Approche méthodologique
L’objectif de cet article est de combler cette lacune en synthétisant les informations de cinq enquêtes européennes à grande échelle avec les résultats d’études pilotes en conditions réelles. L’article cherche à répondre à la question de recherche suivante : Comment les systèmes robotiques interactifs et portables sont-ils perçus par les travailleurs de la construction, et quelles conclusions peuvent être tirées de cela pour la conception centrée sur l’humain des futurs lieux de travail dans la construction ?

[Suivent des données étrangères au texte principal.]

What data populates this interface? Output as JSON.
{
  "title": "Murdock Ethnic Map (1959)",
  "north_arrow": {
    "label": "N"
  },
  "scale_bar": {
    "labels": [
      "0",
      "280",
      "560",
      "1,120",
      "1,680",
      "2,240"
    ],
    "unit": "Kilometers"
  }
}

Cet article utilise une approche méthodologique double. Initialement, les données des enquêtes européennes à grande échelle sont analysées pour fournir des informations sur les conditions de travail, les transformations technologiques et les facteurs de stress psychosociaux dans le secteur de la construction. Cette analyse offre une compréhension complète de l’état actuel de l’industrie de la construction européenne et indique les tendances futures et les domaines d’innovation potentielle. Ensuite, les résultats sont complétés par des résultats empiriques d’études pilotes en conditions réelles menées dans le cadre du projet HumanTech (Technologies centrées sur l’humain pour une industrie de la construction européenne plus sûre et plus verte). Ces études pilotes évaluent différents systèmes robotiques interactifs et exosquelettes, en se concentrant sur l’expérience utilisateur globale lors de l’interaction homme-technologie.
Conclusion
Les résultats démontrent la nécessité d’une conception centrée sur l’utilisateur lors du développement et de la mise en œuvre de technologies émergentes telles que les exosquelettes et les robots interactifs. Les problèmes signalés soulignent le fait que même les systèmes techniquement fonctionnels peuvent ne pas être alignés avec les besoins et les réalités de travail des utilisateurs. Il devient particulièrement critique lorsque les sentiments d’autonomie et de responsabilité sont restreints par un manque de contrôle ou en raison de réactions système peu claires. Les systèmes doivent non seulement être faciles à apprendre, mais doivent également pouvoir être intégrés de manière significative et flexible dans des contextes de travail réels. Ces informations issues d’enquêtes à grande échelle, associées à des expériences de première main de travailleurs de la construction, ont été utilisées pour déduire des lignes directrices de conception pour les systèmes robotiques interactifs et les exosquelettes qui seront présentées dans les prochains paragraphes. Seulement si les technologies sont perçues comme utiles, contrôlables et compréhensibles, elles peuvent contribuer à une amélioration durable des processus de travail et des conditions de travail.